7. The aeration system for wastewater treatment according to claim 5, characterized in that, The filtering unit includes: The contribution calculation unit is used to compare the change of each sub-parameter of the selected candidate equipment parameters with the change of the predicted effluent water quality parameters, based on the selected candidate equipment parameter set and its corresponding predicted effluent water quality parameters, to obtain the contribution of each sub-parameter of the equipment to the predicted effluent water quality parameters. The second selection sub-unit is used to identify the device sub-parameter with the greatest contribution, and select the set of candidate device parameters with the smallest change in the device sub-parameter from all the selected candidate device parameter sets as the control sequence.
8. The aeration system for wastewater treatment according to claim 1, characterized in that, The training methods for the prediction model include: Multiple training samples are obtained, including influent water quality parameters, equipment parameters, and effluent water quality parameters, wherein the effluent water quality parameters are sample labels corresponding to the influent water quality parameters and equipment parameters; All training samples are input into the prediction model to be trained to obtain the corresponding prediction results; Based on the sample labels of all training samples and the corresponding prediction results, calculate the loss value of the loss function of the prediction model; Based on the loss value, the parameters in the prediction model to be trained are adjusted to obtain the pre-trained prediction model.

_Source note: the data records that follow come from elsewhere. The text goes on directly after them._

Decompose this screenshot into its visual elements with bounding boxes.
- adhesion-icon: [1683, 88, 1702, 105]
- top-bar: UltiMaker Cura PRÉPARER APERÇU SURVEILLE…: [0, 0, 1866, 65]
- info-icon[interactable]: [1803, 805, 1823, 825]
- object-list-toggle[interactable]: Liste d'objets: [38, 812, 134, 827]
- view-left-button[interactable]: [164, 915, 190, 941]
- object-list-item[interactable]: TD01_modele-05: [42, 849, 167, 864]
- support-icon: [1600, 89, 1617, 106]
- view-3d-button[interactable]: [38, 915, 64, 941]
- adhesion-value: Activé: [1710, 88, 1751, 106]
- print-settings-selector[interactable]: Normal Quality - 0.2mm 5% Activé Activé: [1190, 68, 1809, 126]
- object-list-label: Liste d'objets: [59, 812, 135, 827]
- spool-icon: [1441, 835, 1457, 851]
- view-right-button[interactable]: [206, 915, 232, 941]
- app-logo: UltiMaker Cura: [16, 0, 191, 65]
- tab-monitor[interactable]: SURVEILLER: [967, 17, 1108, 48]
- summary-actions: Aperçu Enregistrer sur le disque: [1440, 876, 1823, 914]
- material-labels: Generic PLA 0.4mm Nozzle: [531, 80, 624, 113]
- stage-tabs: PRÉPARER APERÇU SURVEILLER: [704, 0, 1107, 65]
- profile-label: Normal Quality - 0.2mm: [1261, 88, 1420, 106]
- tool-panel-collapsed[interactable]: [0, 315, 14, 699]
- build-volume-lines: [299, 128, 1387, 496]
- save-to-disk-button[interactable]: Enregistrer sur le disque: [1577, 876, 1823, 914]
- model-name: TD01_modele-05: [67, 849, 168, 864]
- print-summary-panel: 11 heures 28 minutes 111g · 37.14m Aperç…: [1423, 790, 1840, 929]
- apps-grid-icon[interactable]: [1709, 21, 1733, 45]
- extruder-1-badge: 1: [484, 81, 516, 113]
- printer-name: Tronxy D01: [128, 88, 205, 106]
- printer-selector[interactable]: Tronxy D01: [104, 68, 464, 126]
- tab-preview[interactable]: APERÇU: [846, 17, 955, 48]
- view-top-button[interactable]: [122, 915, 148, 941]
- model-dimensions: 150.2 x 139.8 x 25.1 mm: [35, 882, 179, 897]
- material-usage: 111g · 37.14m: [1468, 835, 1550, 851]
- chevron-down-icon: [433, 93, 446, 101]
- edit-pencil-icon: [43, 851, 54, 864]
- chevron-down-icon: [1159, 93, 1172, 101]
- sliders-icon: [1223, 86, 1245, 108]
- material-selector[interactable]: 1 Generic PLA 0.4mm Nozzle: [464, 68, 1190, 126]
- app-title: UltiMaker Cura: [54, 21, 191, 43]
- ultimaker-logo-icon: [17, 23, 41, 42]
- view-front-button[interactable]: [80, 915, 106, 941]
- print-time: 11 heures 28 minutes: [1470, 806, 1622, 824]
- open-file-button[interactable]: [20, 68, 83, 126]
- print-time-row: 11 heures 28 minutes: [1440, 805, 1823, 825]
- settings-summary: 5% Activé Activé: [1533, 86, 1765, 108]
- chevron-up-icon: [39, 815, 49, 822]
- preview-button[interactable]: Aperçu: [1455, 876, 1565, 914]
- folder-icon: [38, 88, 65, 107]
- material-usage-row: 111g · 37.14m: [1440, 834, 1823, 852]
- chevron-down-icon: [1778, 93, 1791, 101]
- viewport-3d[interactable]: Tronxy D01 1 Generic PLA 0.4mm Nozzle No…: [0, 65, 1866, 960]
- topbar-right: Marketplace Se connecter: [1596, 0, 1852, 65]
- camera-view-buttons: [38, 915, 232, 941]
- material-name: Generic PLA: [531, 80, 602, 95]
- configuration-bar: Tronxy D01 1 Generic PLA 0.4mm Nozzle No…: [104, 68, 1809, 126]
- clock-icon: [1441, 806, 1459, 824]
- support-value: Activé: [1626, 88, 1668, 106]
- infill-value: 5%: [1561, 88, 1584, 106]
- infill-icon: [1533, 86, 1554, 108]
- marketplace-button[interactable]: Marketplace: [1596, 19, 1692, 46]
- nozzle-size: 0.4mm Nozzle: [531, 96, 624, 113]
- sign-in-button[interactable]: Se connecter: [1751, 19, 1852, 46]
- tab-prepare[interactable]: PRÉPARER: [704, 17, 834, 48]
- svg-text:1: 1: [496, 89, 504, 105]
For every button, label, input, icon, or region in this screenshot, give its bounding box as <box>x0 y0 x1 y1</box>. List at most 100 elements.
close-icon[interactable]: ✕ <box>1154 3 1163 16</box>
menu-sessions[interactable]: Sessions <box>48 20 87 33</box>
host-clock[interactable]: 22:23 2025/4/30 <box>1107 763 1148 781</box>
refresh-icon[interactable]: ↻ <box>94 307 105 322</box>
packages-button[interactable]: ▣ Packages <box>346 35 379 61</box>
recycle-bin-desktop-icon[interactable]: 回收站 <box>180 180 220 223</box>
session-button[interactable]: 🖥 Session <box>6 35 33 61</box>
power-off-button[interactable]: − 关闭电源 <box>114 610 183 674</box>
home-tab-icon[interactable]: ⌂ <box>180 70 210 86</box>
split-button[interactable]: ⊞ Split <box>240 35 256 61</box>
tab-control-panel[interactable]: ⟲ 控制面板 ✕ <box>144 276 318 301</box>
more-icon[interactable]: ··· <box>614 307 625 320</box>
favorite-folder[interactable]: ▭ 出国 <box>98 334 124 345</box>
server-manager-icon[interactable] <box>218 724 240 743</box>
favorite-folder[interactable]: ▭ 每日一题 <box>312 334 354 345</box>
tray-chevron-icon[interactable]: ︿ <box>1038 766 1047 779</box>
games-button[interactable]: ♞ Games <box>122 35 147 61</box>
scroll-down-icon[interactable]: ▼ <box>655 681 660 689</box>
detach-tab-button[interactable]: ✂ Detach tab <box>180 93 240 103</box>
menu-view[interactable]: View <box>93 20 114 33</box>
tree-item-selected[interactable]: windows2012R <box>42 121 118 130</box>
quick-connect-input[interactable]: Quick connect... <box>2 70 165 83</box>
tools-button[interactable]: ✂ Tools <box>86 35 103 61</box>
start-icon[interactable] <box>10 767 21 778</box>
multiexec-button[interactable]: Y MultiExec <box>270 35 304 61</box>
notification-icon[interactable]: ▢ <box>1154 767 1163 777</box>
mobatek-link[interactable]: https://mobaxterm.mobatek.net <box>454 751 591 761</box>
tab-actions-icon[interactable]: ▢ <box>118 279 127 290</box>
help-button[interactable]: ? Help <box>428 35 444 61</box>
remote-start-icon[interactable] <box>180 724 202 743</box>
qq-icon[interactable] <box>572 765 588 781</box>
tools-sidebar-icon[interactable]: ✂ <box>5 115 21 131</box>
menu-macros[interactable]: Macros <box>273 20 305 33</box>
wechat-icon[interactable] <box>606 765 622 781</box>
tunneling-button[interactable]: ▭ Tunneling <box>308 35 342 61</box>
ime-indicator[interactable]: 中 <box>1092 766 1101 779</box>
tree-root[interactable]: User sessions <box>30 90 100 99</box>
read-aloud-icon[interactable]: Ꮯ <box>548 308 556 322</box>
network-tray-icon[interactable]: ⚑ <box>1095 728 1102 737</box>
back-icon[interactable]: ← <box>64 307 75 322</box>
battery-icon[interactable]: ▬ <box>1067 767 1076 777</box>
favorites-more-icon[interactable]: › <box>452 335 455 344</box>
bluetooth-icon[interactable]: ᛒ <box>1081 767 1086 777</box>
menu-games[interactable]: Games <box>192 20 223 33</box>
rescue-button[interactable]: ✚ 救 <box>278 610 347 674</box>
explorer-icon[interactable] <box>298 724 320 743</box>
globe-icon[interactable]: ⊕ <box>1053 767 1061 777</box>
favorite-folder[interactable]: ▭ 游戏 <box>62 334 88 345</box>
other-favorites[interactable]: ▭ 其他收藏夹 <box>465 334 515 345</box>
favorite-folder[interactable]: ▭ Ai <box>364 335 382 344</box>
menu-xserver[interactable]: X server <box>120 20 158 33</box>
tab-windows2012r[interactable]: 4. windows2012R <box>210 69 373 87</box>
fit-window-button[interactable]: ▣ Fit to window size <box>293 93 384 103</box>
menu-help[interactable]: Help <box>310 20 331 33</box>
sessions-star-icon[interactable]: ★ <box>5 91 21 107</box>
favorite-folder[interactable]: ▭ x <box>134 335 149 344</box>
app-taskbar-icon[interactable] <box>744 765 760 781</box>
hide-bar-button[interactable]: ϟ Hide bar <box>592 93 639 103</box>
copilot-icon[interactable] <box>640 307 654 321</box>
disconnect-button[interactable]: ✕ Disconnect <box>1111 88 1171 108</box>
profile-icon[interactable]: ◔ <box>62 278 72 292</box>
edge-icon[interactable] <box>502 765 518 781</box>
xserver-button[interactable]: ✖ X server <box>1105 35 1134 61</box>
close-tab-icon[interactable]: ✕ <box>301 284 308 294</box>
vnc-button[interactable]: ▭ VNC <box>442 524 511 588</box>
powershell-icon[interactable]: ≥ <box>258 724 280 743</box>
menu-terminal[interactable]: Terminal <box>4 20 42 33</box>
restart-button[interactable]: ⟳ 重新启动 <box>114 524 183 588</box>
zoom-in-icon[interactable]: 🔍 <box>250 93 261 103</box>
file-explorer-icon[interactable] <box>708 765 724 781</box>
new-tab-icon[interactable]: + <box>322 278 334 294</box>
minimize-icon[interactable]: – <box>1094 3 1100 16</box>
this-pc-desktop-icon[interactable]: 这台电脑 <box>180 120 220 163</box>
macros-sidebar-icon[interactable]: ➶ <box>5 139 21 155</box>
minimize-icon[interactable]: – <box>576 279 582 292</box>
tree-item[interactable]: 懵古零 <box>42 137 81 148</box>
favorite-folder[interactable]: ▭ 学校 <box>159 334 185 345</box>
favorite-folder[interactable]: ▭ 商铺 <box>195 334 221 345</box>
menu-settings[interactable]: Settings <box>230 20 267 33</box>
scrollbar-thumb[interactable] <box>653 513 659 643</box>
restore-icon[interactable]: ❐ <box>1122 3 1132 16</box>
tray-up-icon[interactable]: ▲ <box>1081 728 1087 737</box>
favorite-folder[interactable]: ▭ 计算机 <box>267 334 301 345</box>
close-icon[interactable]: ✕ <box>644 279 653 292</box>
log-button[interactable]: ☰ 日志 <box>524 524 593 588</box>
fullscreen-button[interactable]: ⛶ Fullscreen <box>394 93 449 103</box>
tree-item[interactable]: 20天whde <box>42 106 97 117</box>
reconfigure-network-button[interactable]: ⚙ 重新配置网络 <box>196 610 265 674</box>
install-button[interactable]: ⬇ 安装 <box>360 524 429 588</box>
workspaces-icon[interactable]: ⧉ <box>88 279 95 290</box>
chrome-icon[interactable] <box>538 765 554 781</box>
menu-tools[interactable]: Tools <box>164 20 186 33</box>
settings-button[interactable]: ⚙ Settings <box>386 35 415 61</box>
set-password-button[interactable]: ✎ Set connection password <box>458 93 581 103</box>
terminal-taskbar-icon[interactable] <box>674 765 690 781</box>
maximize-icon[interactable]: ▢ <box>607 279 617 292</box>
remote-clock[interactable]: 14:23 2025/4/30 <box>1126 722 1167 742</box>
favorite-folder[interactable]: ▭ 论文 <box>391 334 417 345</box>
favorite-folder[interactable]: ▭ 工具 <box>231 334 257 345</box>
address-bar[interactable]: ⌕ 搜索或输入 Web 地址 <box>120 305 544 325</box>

9. An aeration method for wastewater treatment, using the wastewater treatment aeration system as described in any one of claims 1 to 8, characterized in that, include: Detect the influent water quality parameters at multiple locations within the oxidation ditch; The equipment parameters of the aeration actuator are obtained, and the equipment parameters are fine-tuned according to multiple preset constraints to generate multiple candidate equipment parameter sets; wherein, each candidate equipment parameter set includes multiple equipment parameters generated by multiple fine-tuning under the same constraints. Based on the influent water quality parameters and multiple candidate equipment parameter sets, the predicted effluent water quality parameters corresponding to each candidate equipment parameter set are generated through a pre-trained prediction model; wherein, the prediction model is an LSTM prediction model; Each candidate device parameter set and its corresponding predicted effluent water quality parameters are input into a preset objective function to obtain the corresponding objective function value; based on the objective function value, all candidate device parameter sets are filtered, and the filtered candidate device parameter sets are used as control sequences to control the operation of the aeration actuator according to the control sequences.